FIORENTINA JUVENTUS – Ha da poco compiuto i 34 anni, ma non ha perso le geometrie che gli hanno permesso di militare in grandi club italiani e di vincere trofei. Forse per capacità tecnico-tattiche avrebbe meritato qualcosa in più, ma le soddisfazioni migliori le ha raccolte proprio dai suoi allenatori che hanno sempre riconosciuto le doti del centrocampista di Carrara. Per certi versi è stato insostituibile. Solo a Firenze non hanno più creduto in lui. Cristiano, che oggi ha l’obiettivo di portare alla salvezza il Brescia, racconta in esclusiva per il sussidiario.net i retroscena del periodo viola, il suo rapporto con gli allenatori e la fotografia delle esperienze passate. Esce un ritratto di un calciatore che non si pente delle sue scelte e che vuole dare ancora molto al nostro calcio.

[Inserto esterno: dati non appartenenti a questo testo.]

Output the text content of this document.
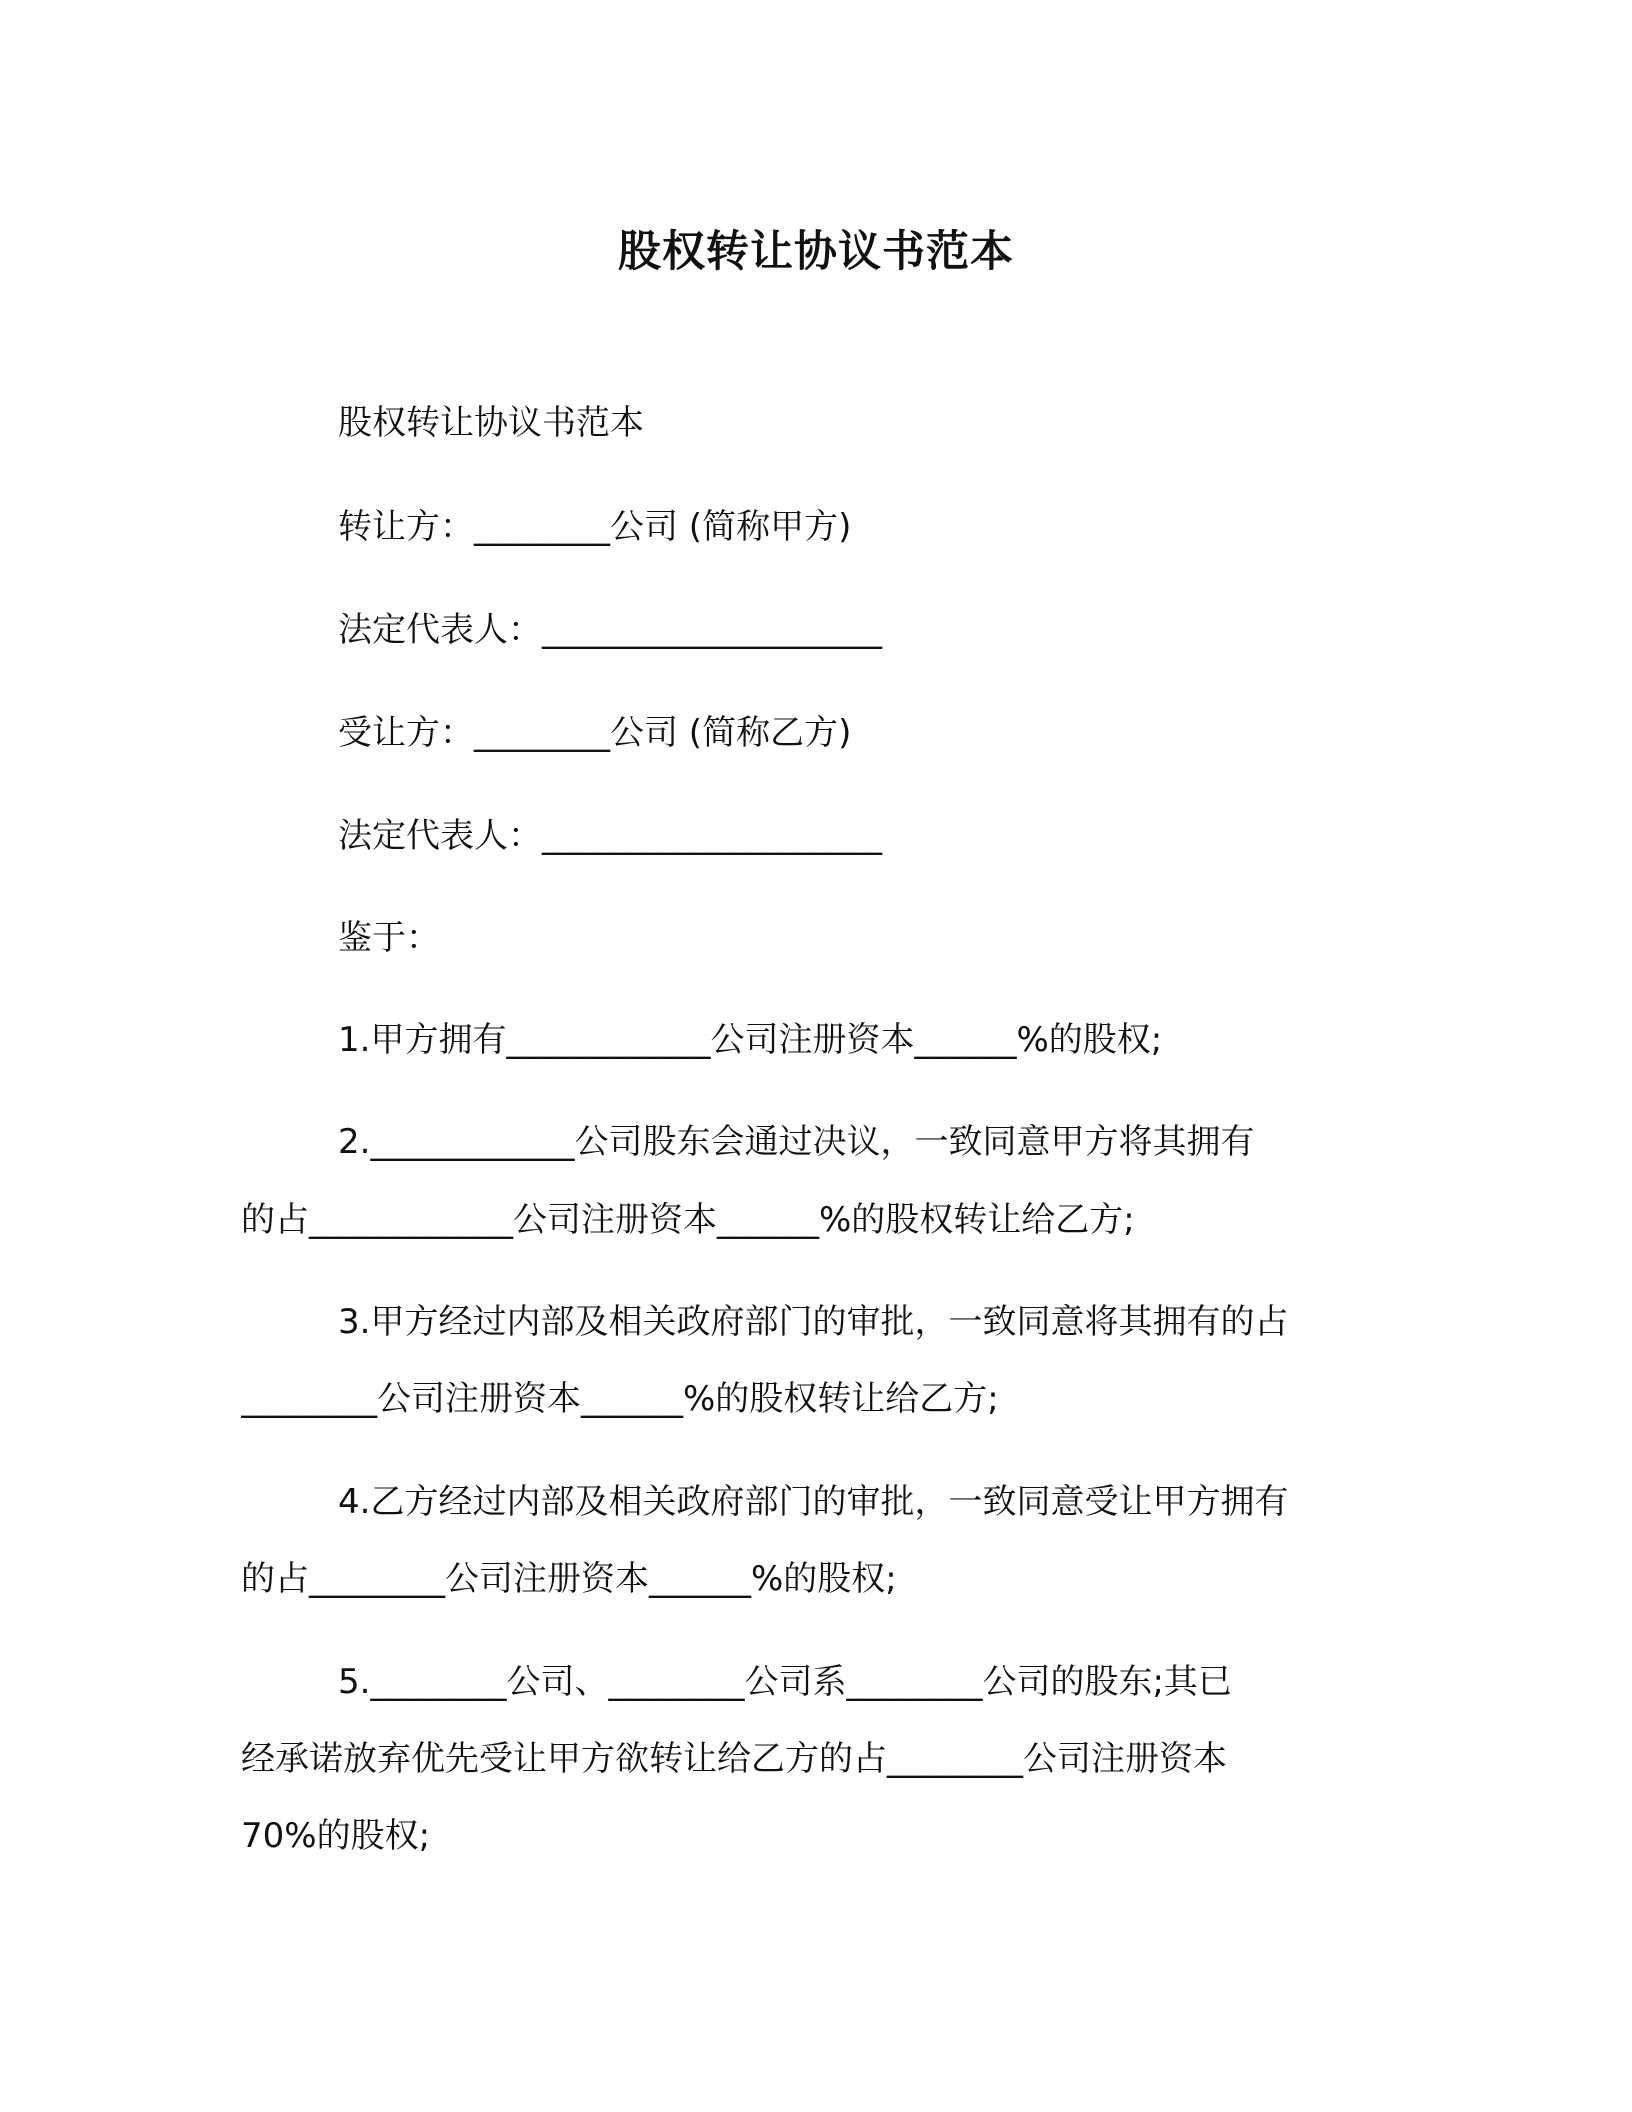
股权转让协议书范本
股权转让协议书范本
转让方：________公司 (简称甲方)
法定代表人：____________________
受让方：________公司 (简称乙方)
法定代表人：____________________
鉴于：
1.甲方拥有____________公司注册资本______%的股权;
2.____________公司股东会通过决议，一致同意甲方将其拥有
的占____________公司注册资本______%的股权转让给乙方;
3.甲方经过内部及相关政府部门的审批，一致同意将其拥有的占
________公司注册资本______%的股权转让给乙方;
4.乙方经过内部及相关政府部门的审批，一致同意受让甲方拥有
的占________公司注册资本______%的股权;
5.________公司、________公司系________公司的股东;其已
经承诺放弃优先受让甲方欲转让给乙方的占________公司注册资本
70%的股权;
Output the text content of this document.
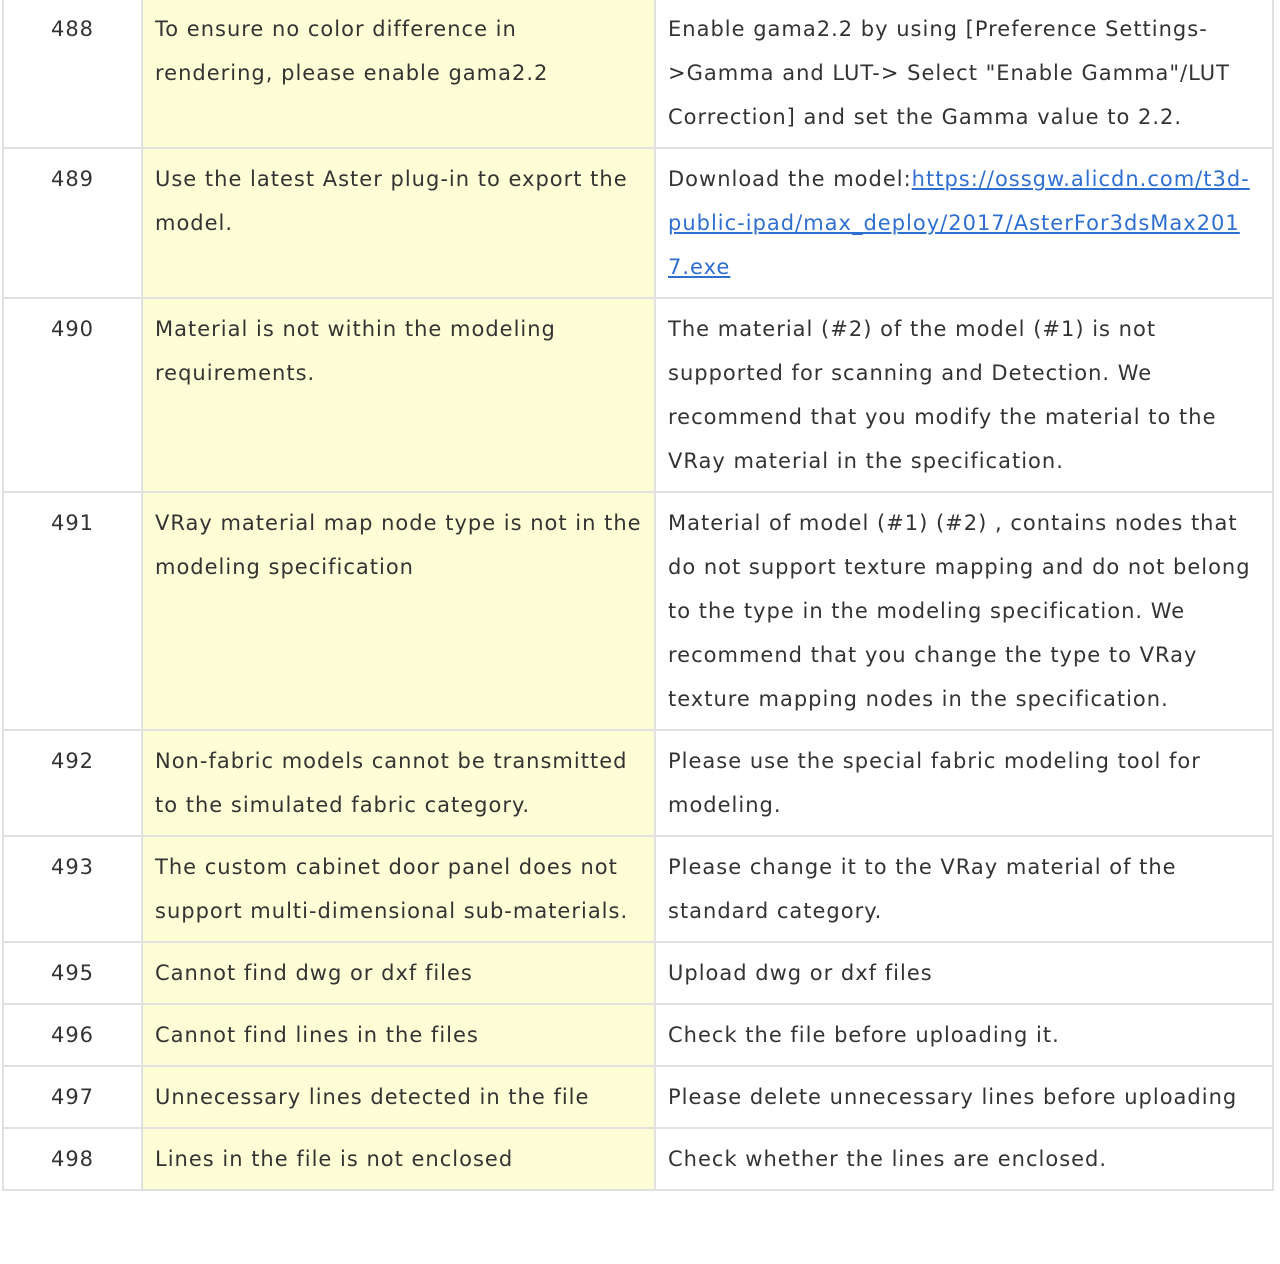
488	To ensure no color difference in rendering, please enable gama2.2	Enable gama2.2 by using [Preference Settings->Gamma and LUT-> Select "Enable Gamma"/LUT Correction] and set the Gamma value to 2.2.
489	Use the latest Aster plug-in to export the model.	Download the model:https://ossgw.alicdn.com/t3d-public-ipad/max_deploy/2017/AsterFor3dsMax2017.exe
490	Material is not within the modeling requirements.	The material (#2) of the model (#1) is not supported for scanning and Detection. We recommend that you modify the material to the VRay material in the specification.
491	VRay material map node type is not in the modeling specification	Material of model (#1) (#2) , contains nodes that do not support texture mapping and do not belong to the type in the modeling specification. We recommend that you change the type to VRay texture mapping nodes in the specification.
492	Non-fabric models cannot be transmitted to the simulated fabric category.	Please use the special fabric modeling tool for modeling.
493	The custom cabinet door panel does not support multi-dimensional sub-materials.	Please change it to the VRay material of the standard category.
495	Cannot find dwg or dxf files	Upload dwg or dxf files
496	Cannot find lines in the files	Check the file before uploading it.
497	Unnecessary lines detected in the file	Please delete unnecessary lines before uploading
498	Lines in the file is not enclosed	Check whether the lines are enclosed.
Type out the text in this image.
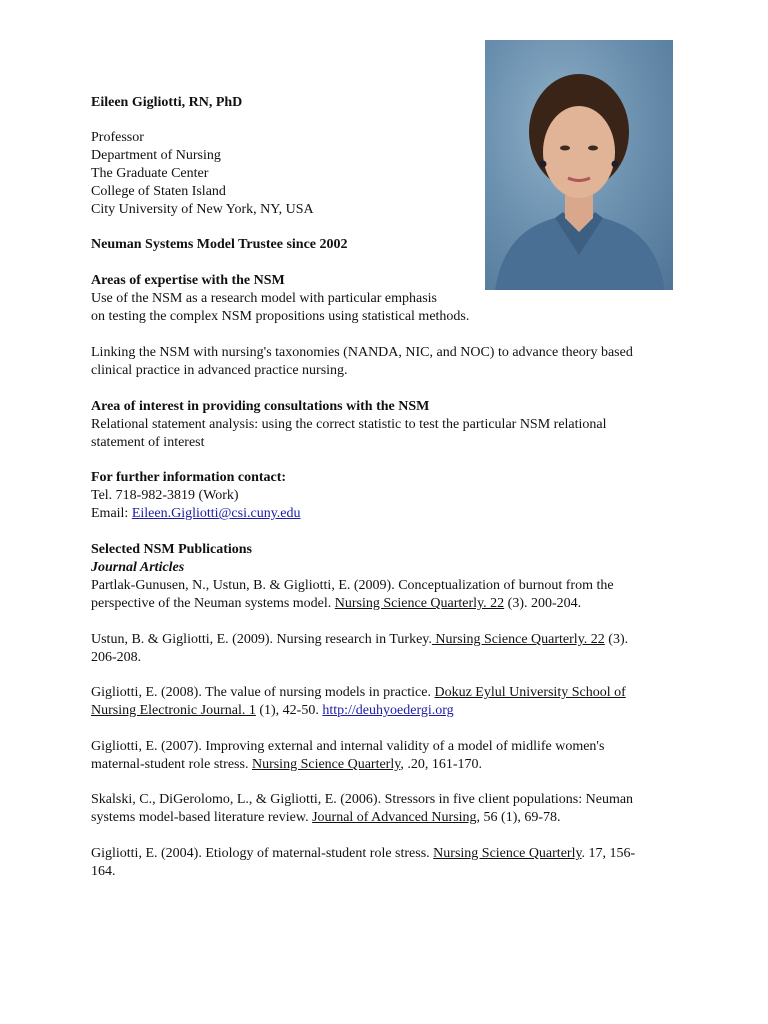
Eileen Gigliotti, RN, PhD
Professor
Department of Nursing
The Graduate Center
College of Staten Island
City University of New York, NY, USA
Neuman Systems Model Trustee since 2002
Areas of expertise with the NSM
Use of the NSM as a research model with particular emphasis
on testing the complex NSM propositions using statistical methods.
Linking the NSM with nursing's taxonomies (NANDA, NIC, and NOC) to advance theory based
clinical practice in advanced practice nursing.
Area of interest in providing consultations with the NSM
Relational statement analysis: using the correct statistic to test the particular NSM relational
statement of interest
For further information contact:
Tel. 718-982-3819 (Work)
Email: Eileen.Gigliotti@csi.cuny.edu
Selected NSM Publications
Journal Articles
Partlak-Gunusen, N., Ustun, B. & Gigliotti, E. (2009). Conceptualization of burnout from the
perspective of the Neuman systems model. Nursing Science Quarterly. 22 (3). 200-204.
Ustun, B. & Gigliotti, E. (2009). Nursing research in Turkey. Nursing Science Quarterly. 22 (3).
206-208.
Gigliotti, E. (2008). The value of nursing models in practice. Dokuz Eylul University School of
Nursing Electronic Journal. 1 (1), 42-50. http://deuhyoedergi.org
Gigliotti, E. (2007). Improving external and internal validity of a model of midlife women's
maternal-student role stress. Nursing Science Quarterly, .20, 161-170.
Skalski, C., DiGerolomo, L., & Gigliotti, E. (2006). Stressors in five client populations: Neuman
systems model-based literature review. Journal of Advanced Nursing, 56 (1), 69-78.
Gigliotti, E. (2004). Etiology of maternal-student role stress. Nursing Science Quarterly. 17, 156-
164.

Qual è l’allenatore che ha inciso di più sulle qualità di Cristiano Zanetti? Quello dal quale ha imparato di più?

Senza dubbio Capello nel periodo a Roma.

Con Fabio Capello è arrivato anche uno scudetto “storico” per la capitale… Come si può definire il mister di Pieris? Una persona schietta che non gira attorno alle parole; è un allenatore importante per un gruppo che è composto da 25 teste diverse; è lui che dirige tutto: il suo segreto è proprio questo, quello di gestire direttamente i vari aspetti.



Ha militato in tre grandi piazze: Inter, Roma e Juventus. Tre pregi e tre difetti di questi ambienti? Sono state esperienze positive sia a livello umano che calcistico in tre grandi squadre.

Differenti anche gli ambienti?

A livello di tifo extracalcistico Roma è una città che ti coinvolge di più, Milano e Torino sono più distaccate.

Cinque stagioni all’Inter con un finale amaro…

Dopo alcune stagioni ho preferito cambiare, per la mia carriera era giusto trovare nuovi stimoli e nuove emozioni; e poi sono andato in un’altra grande come la Juve. Questo mi ha permesso di lavorare con altre persone e di conoscerne altrettante.



Nell’estate del 2006 si trasferisce, a parametro zero, alla Juventus, accettando anche di scendere nella serie cadetta. E’ stata una decisione sofferta?

Sono arrivato in una situazione strana che non mi aspettavo, ma onestamente avevo firmato prima che succedesse tutto.

 

Vince il campionato di serie B, torna in A e manda in gol (con Ranieri in panchina) tanti attaccanti. Sorpreso?

Mi sono ambientato subito nella mentalità Juventus; abbiamo fatto un bel gruppo. Con Ranieri ho aiutato Alex (Del Piero, nda) a fare tanti gol e a diventare capocannoniere.

 

Lancio di Zanetti e gol di Del Piero… queste azioni si sono ripetute molte volte…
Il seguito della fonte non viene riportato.